O Brasil está sendo varrido por uma onda de desemprego e de precarização do mercado de trabalho sem precedentes. Não é a mais intensa, mas sim a mais duradoura das duas décadas passadas, segundo a análise de especialistas ouvidos pela Folha.
A atual crise difere das do início dos anos 80 e do começo dos 90, que foram até mais fortes. Isso porque, passado o pico do desemprego, elas foram seguidas por planos de estabilização -como o Cruzado e Real- que fizeram o país crescer e, consequentemente, aumentaram a oferta de trabalho.
Para Marcelo Neri, chefe do Centro de Políticas Sociais da FGV (Fundação Getúlio Vargas), desde 1998 o mercado de trabalho vem se deteriorando gradativamente. O motivo é a sucessão de crises internas e externas que assolou o país: a asiática, a russa, a da desvalorização do real, a argentina, o apagão e, por fim, a provocada pelas eleições de 2002.
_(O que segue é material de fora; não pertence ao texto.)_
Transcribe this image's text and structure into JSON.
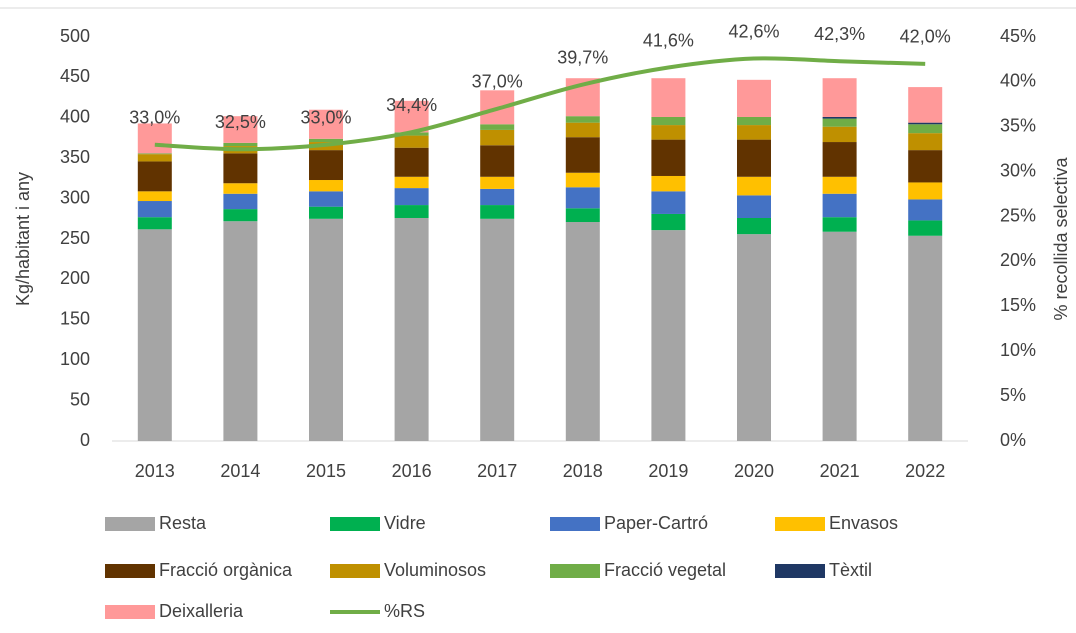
{
  "chart_data": {
    "type": "bar",
    "stacked": true,
    "categories": [
      "2013",
      "2014",
      "2015",
      "2016",
      "2017",
      "2018",
      "2019",
      "2020",
      "2021",
      "2022"
    ],
    "ylabel": "Kg/habitant i any",
    "y2label": "% recollida selectiva",
    "ylim": [
      0,
      500
    ],
    "yticks": [
      0,
      50,
      100,
      150,
      200,
      250,
      300,
      350,
      400,
      450,
      500
    ],
    "y2lim": [
      0,
      45
    ],
    "y2ticks": [
      {
        "value": 0,
        "label": "0%"
      },
      {
        "value": 5,
        "label": "5%"
      },
      {
        "value": 10,
        "label": "10%"
      },
      {
        "value": 15,
        "label": "15%"
      },
      {
        "value": 20,
        "label": "20%"
      },
      {
        "value": 25,
        "label": "25%"
      },
      {
        "value": 30,
        "label": "30%"
      },
      {
        "value": 35,
        "label": "35%"
      },
      {
        "value": 40,
        "label": "40%"
      },
      {
        "value": 45,
        "label": "45%"
      }
    ],
    "grid": false,
    "series": [
      {
        "name": "Resta",
        "color": "#a5a5a5",
        "values": [
          262,
          272,
          275,
          276,
          275,
          271,
          261,
          256,
          259,
          254
        ]
      },
      {
        "name": "Vidre",
        "color": "#00b050",
        "values": [
          15,
          15,
          15,
          16,
          17,
          17,
          20,
          20,
          18,
          19
        ]
      },
      {
        "name": "Paper-Cartró",
        "color": "#4472c4",
        "values": [
          20,
          19,
          19,
          21,
          20,
          26,
          28,
          28,
          29,
          26
        ]
      },
      {
        "name": "Envasos",
        "color": "#ffc000",
        "values": [
          12,
          13,
          14,
          14,
          15,
          18,
          19,
          23,
          21,
          21
        ]
      },
      {
        "name": "Fracció orgànica",
        "color": "#613300",
        "values": [
          37,
          37,
          37,
          36,
          39,
          44,
          45,
          46,
          43,
          40
        ]
      },
      {
        "name": "Voluminosos",
        "color": "#bf9000",
        "values": [
          9,
          9,
          10,
          15,
          19,
          18,
          18,
          18,
          19,
          21
        ]
      },
      {
        "name": "Fracció vegetal",
        "color": "#70ad47",
        "values": [
          1,
          4,
          4,
          4,
          7,
          8,
          10,
          10,
          10,
          11
        ]
      },
      {
        "name": "Tèxtil",
        "color": "#1f3864",
        "values": [
          0,
          0,
          0,
          0,
          0,
          0,
          0,
          0,
          2,
          2
        ]
      },
      {
        "name": "Deixalleria",
        "color": "#ff9999",
        "values": [
          37,
          33,
          36,
          39,
          42,
          47,
          48,
          46,
          48,
          44
        ]
      },
      {
        "name": "%RS",
        "color": "#70ad47",
        "type": "line",
        "axis": "y2",
        "values": [
          33.0,
          32.5,
          33.0,
          34.4,
          37.0,
          39.7,
          41.6,
          42.6,
          42.3,
          42.0
        ],
        "value_labels": [
          "33,0%",
          "32,5%",
          "33,0%",
          "34,4%",
          "37,0%",
          "39,7%",
          "41,6%",
          "42,6%",
          "42,3%",
          "42,0%"
        ]
      }
    ]
  }
}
Francisco Pessoa, da consultoria LCA, concorda. Diz que os três últimos anos são de crescimento muito baixo, com um média de cerca de 1,5% ao ano, o que provocou uma paralisia no mercado de trabalho. "Nos últimos anos, o mercado de trabalho sofreu uma série de choques sucessivos, sem ter tempo de se recuperar."
Já Sônia Rocha, economista da FGV, tem uma opinião diferente. Considera o aumento do desemprego conjuntural e passageiro, fruto apenas do choque de 2002 e da menor atividade econômica.
Nos seis primeiros meses do governo Lula, a taxa de desemprego subiu 2,5 pontos percentuais. Na média semestral, ficou em 12,2%. São 443 mil pessoas a mais sem trabalho no período. Há seis meses contraída, a renda recuou 3,8% no semestre. Atingiu quedas históricas em maio e junho: 13,4% e 14,7%, respectivamente.
É justamente a retração forte e contínua do rendimento o mais importante fenômeno da mais recente crise do mercado de trabalho, segundo o gerente da Pesquisa Mensal de Emprego do IBGE, Cimar Azeredo. Na visão dele, o rendimento em queda faz com que mais pessoas de uma mesma família procurem emprego para recompor o orçamento familiar, pressionando o mercado de trabalho. Com o aumento da procura, sobe a taxa de desemprego.
"A ocupação [oferta de vagas] tem crescido. Ela não chegou a cair. O problema é que não num ritmo suficiente para absorver o contingente que está ingressando ou voltando para o mercado", disse Azeredo. "Estamos vivendo num contrapé: baixo nível de atividade, renda em queda e criação de empregos insuficiente. Naturalmente, mais gente entra no mercado para compensar a queda na renda, como os filhos e a mulher", concorda Sônia Rocha.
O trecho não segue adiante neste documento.